Mark your trail – make a rock cairn, use ribbon or chalk to mark a tree so you don’t get lost. If you do, your family or friends will know where to start looking. (We took the Lions’ head trail, which turned out to be the most strenuous trail- we didn’t know that- LOL. It was poorly marked and we got lost.)
#3- Be prepared for the worst. Never assume. You never know what’s going to happen. Bring proper clothing, water, socks, snacks, food (Dried foods can be bought at Eastern Mountain sports, and REI) compass, first aid kit, all weather blanket, waterproof gloves, waterproof pants and jacket.
#4- Know your body. It will tell you when it’s had enough.
Don’t ignore the symptoms of hypothermia- sometimes they creep up on you.
Signs of hypothermia are –
You’re cold. You shiver then you shiver uncontrollably- this is your body’s automatic defense. It’s telling you to seek shelter or dress properly. Keep in mind as your core temperature falls, shivering stops.
The nose, ears, fingers and toes are the most vulnerable and will be the first to indicate trouble. They burn/sting and then go numb. Eventually, the tissues freeze then die. This is known as Frost bite. When frost bite happens- the nose, ears, toes and/or fingers blackened then literally fall off/snap off- this doesn’t happened right away – sometimes it takes weeks or months and it’s extremely painful.
As the hypothermia progresses- confusion, unsteady gait, slurred speech or mumbling set in. If hypothermia is severe enough, the brain cant function properly. Vision blurs. Decision-making is impaired. Hikers wander off aimlessly. They lose sense of self and do crazy things like taking off their clothes.

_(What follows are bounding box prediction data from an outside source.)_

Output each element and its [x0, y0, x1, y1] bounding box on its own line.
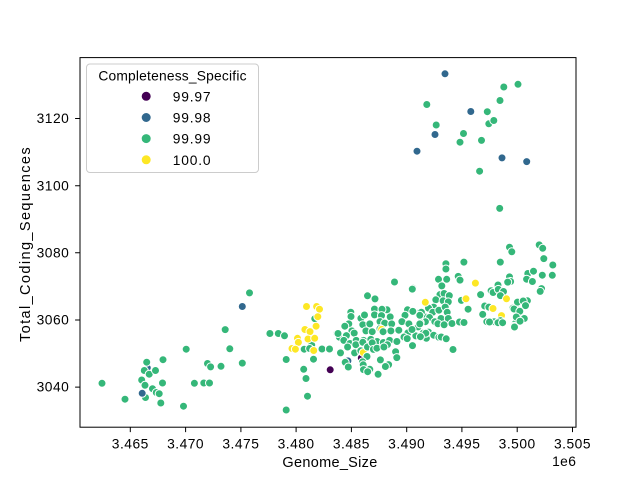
svg-text:99.98: 99.98: [173, 111, 212, 126]
svg-text:3080: 3080: [37, 245, 70, 260]
svg-text:3.470: 3.470: [167, 436, 204, 451]
svg-text:Completeness_Specific: Completeness_Specific: [98, 69, 246, 84]
svg-text:3.490: 3.490: [388, 436, 425, 451]
svg-text:3040: 3040: [37, 380, 70, 395]
svg-text:Genome_Size: Genome_Size: [282, 455, 377, 471]
svg-text:3.500: 3.500: [499, 436, 536, 451]
svg-text:3.505: 3.505: [554, 436, 591, 451]
svg-text:3060: 3060: [37, 313, 70, 328]
svg-text:3.495: 3.495: [443, 436, 480, 451]
svg-text:1e6: 1e6: [552, 454, 576, 469]
svg-text:Total_Coding_Sequences: Total_Coding_Sequences: [18, 146, 34, 342]
svg-text:100.0: 100.0: [173, 153, 212, 168]
svg-text:3120: 3120: [37, 111, 70, 126]
svg-text:3100: 3100: [37, 178, 70, 193]
svg-text:99.97: 99.97: [173, 89, 212, 104]
svg-text:3.480: 3.480: [278, 436, 315, 451]
svg-text:3.465: 3.465: [112, 436, 149, 451]
svg-text:99.99: 99.99: [173, 132, 212, 147]
svg-text:3.475: 3.475: [222, 436, 259, 451]
svg-text:3.485: 3.485: [333, 436, 370, 451]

In an effort to increase body heat, the body increases its metabolism by increasing respirations. The heart beats harder and faster. Unfortunately, this dramatic attempt to maintain body heat leads to extreme fatigue and eventual collapse. Panic sets in. Confusion increases. If help doesn’t arrive, the vital organs freeze, the blood freezes, and the body dies.
Deaths from hypothermia are avoidable. It doesn’t just happen while hiking in mountains, it can happen anywhere even in your own home.
Being aware of your body and being prepared for severe weather even in July is key to keeping yourself safe.